Les mystères de Larispem, tome 1: Le sang n’oublie jamais

Les mystères de Larispem tome 1: Le sang n’oublie jamais de Lucie Pierrat-Pajot

Larispem, 1899. Dans cette Cité-État indépendante où les bouchers constituent la caste forte d’un régime populiste, trois destins se croisent : Liberté, la mécanicienne hors pair, Carmine, l’apprentie louchébem et Nathanaël, l’orphelin au passé mystérieux. À la veille des célébrations du nouveau siècle, l’ombre d’une société secrète vient planer sur la ville. Et si les Frères du Sang étaient revenus pour mettre leur terrible vengeance à exécution ?

J’ai entendu parlé de ce roman sur la chaine Youtube de PikitiBouquine et elle m’a donné envie de le découvrir. N’étant pas une grand lectrice de steampunk, j’ai attendu la sortie poche du premier tome de la saga pour me plonger dans cet univers.

Le premier tome des mystères de Larispem nous plonge dans le Paris des années 1899. Lucie Pierrat-Pajot a créée une uchronie.

En France du 18 mars 1871 au 28 mai 1871, il y a eu un soulèvement dans la commune de Paris. Cette période est appelée la « Commune de Paris », elle opposait le Paris républicain  » les communards » à l’Assemblée Nationale qui était à majorité monarchiste. Cette période d’insurrection s’est finit par un bain de sang dans la capitale. Dans le récit de Lucie Pierrat-Pajot, les communards ont gagné grâce à la caste des bouchers et Paris est devenu Larispem. L’argot des bouchers est utilisé comme langage courant.

Comment parler l’argot des bouchers, c’est très simple. Il suffit de prendre la première consonne du mots, de la placer à la fin de celui-ci et de rajouter em/uche/oc/ji… Ainsi Paris devient Larispem!

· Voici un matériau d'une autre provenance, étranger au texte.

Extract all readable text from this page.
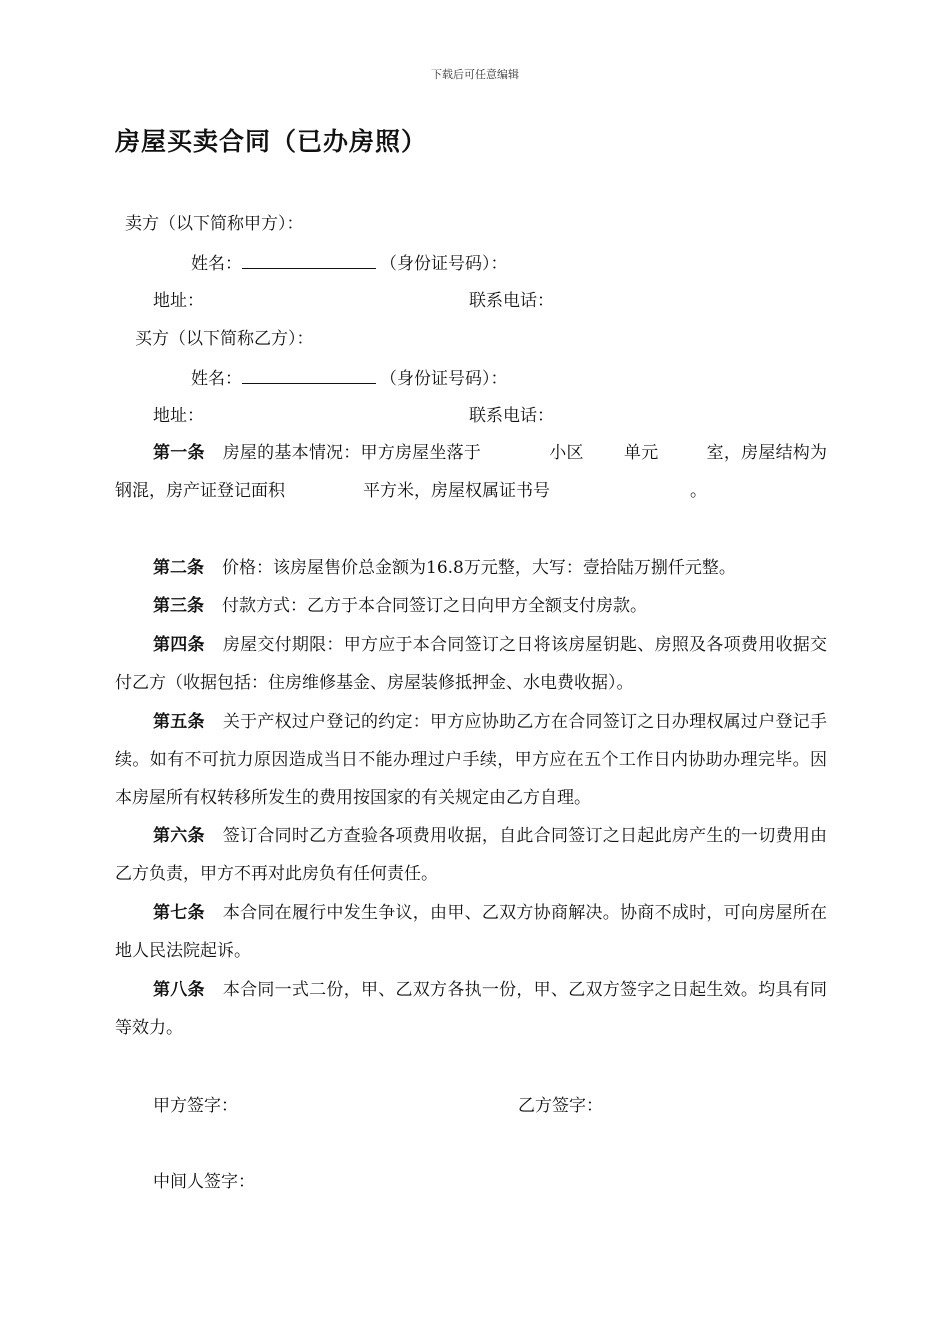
下载后可任意编辑
房屋买卖合同（已办房照）
卖方（以下简称甲方）：
姓名：	（身份证号码）：
地址：	联系电话：
买方（以下简称乙方）：
姓名：	（身份证号码）：
地址：	联系电话：
第一条 房屋的基本情况：甲方房屋坐落于	小区 单元	室，房屋结构为钢混，房产证登记面积	平方米，房屋权属证书号	。
第二条 价格：该房屋售价总金额为16.8万元整，大写：壹拾陆万捌仟元整。
第三条 付款方式：乙方于本合同签订之日向甲方全额支付房款。
第四条 房屋交付期限：甲方应于本合同签订之日将该房屋钥匙、房照及各项费用收据交付乙方（收据包括：住房维修基金、房屋装修抵押金、水电费收据）。
第五条 关于产权过户登记的约定：甲方应协助乙方在合同签订之日办理权属过户登记手续。如有不可抗力原因造成当日不能办理过户手续，甲方应在五个工作日内协助办理完毕。因本房屋所有权转移所发生的费用按国家的有关规定由乙方自理。
第六条 签订合同时乙方查验各项费用收据，自此合同签订之日起此房产生的一切费用由乙方负责，甲方不再对此房负有任何责任。
第七条 本合同在履行中发生争议，由甲、乙双方协商解决。协商不成时，可向房屋所在地人民法院起诉。
第八条 本合同一式二份，甲、乙双方各执一份，甲、乙双方签字之日起生效。均具有同等效力。
甲方签字：	乙方签字：
中间人签字：
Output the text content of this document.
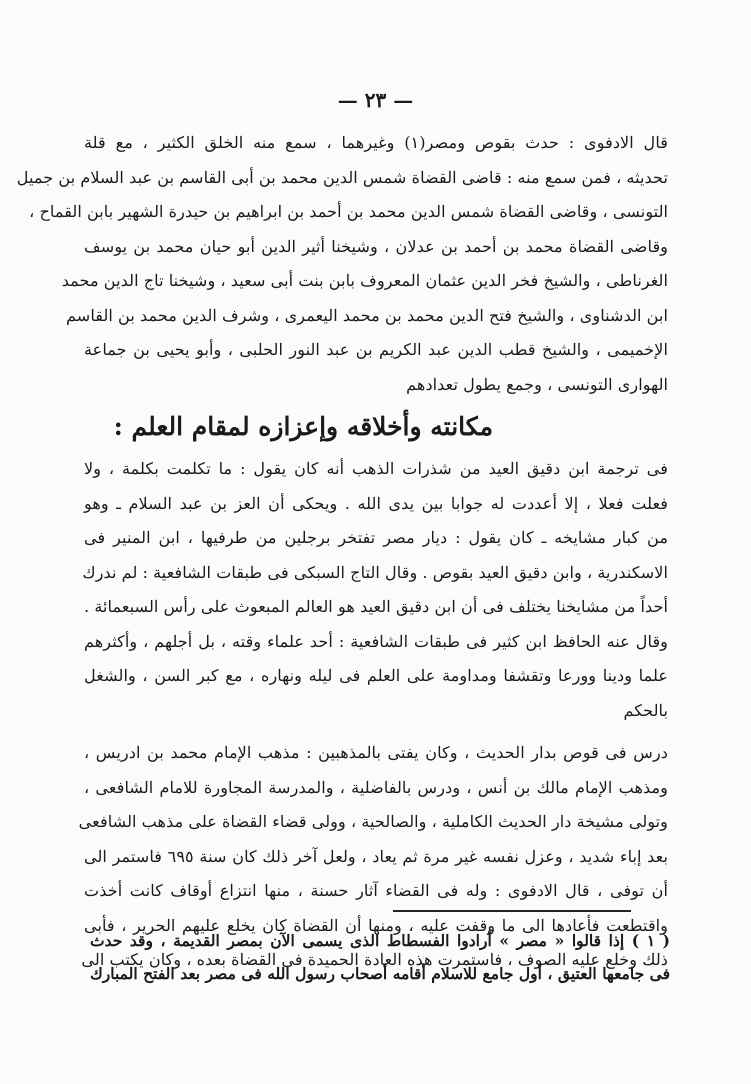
— ٢٣ —
قال الادفوى : حدث بقوص ومصر(١) وغيرهما ، سمع منه الخلق الكثير ، مع قلة
تحديثه ، فمن سمع منه : قاضى القضاة شمس الدين محمد بن أبى القاسم بن عبد السلام بن جميل
التونسى ، وقاضى القضاة شمس الدين محمد بن أحمد بن ابراهيم بن حيدرة الشهير بابن القماح ،
وقاضى القضاة محمد بن أحمد بن عدلان ، وشيخنا أثير الدين أبو حيان محمد بن يوسف
الغرناطى ، والشيخ فخر الدين عثمان المعروف بابن بنت أبى سعيد ، وشيخنا تاج الدين محمد
ابن الدشناوى ، والشيخ فتح الدين محمد بن محمد اليعمرى ، وشرف الدين محمد بن القاسم
الإخميمى ، والشيخ قطب الدين عبد الكريم بن عبد النور الحلبى ، وأبو يحيى بن جماعة
الهوارى التونسى ، وجمع يطول تعدادهم
مكانته وأخلاقه وإعزازه لمقام العلم :
فى ترجمة ابن دقيق العيد من شذرات الذهب أنه كان يقول : ما تكلمت بكلمة ، ولا
فعلت فعلا ، إلا أعددت له جوابا بين يدى الله . ويحكى أن العز بن عبد السلام ـ وهو
من كبار مشايخه ـ كان يقول : ديار مصر تفتخر برجلين من طرفيها ، ابن المنير فى
الاسكندرية ، وابن دقيق العيد بقوص . وقال التاج السبكى فى طبقات الشافعية : لم ندرك
أحداً من مشايخنا يختلف فى أن ابن دقيق العيد هو العالم المبعوث على رأس السبعمائة .
وقال عنه الحافظ ابن كثير فى طبقات الشافعية : أحد علماء وقته ، بل أجلهم ، وأكثرهم
علما ودينا وورعا وتقشفا ومداومة على العلم فى ليله ونهاره ، مع كبر السن ، والشغل
بالحكم
درس فى قوص بدار الحديث ، وكان يفتى بالمذهبين : مذهب الإمام محمد بن ادريس ،
ومذهب الإمام مالك بن أنس ، ودرس بالفاضلية ، والمدرسة المجاورة للامام الشافعى ،
وتولى مشيخة دار الحديث الكاملية ، والصالحية ، وولى قضاء القضاة على مذهب الشافعى
بعد إباء شديد ، وعزل نفسه غير مرة ثم يعاد ، ولعل آخر ذلك كان سنة ٦٩٥ فاستمر الى
أن توفى ، قال الادفوى : وله فى القضاء آثار حسنة ، منها انتزاع أوقاف كانت أخذت
واقتطعت فأعادها الى ما وقفت عليه ، ومنها أن القضاة كان يخلع عليهم الحرير ، فأبى
ذلك وخلع عليه الصوف ، فاستمرت هذه العادة الحميدة فى القضاة بعده ، وكان يكتب الى
( ١ ) إذا قالوا « مصر » أرادوا الفسطاط الذى يسمى الآن بمصر القديمة ، وقد حدث
فى جامعها العتيق ، أول جامع للاسلام أقامه أصحاب رسول الله فى مصر بعد الفتح المبارك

Dans ce roman, nous suivons trois personnages: Carmine, une apprenti-boucher; Liberté, une mécanicienne et Nathanaël un orphelin. Le récit de ses trois personnages va évidemment se croiser, le lien entre Liberté et Carmine est tout de suite établie, elles sont amies. J’ai rapidement avancer dans le récit car j’avais hâte de savoir comment le récit de Nathanaël allait être relié aux leurs. Ce troisième personnage apparait plus tard dans le récit mais j’ai adoré suivre son intrigue.

Ce roman nous raconte deux intrigues celle de Carmine et Liberté, qui explorent les anciennes demeures des aristocrates la nuit pour ensuite revendre leur butin au plus offrant. Elles vont être mêlées à des actions des Frères de Sang, ce sont les partisans de Louis d’Ombreville chef des aristocrates.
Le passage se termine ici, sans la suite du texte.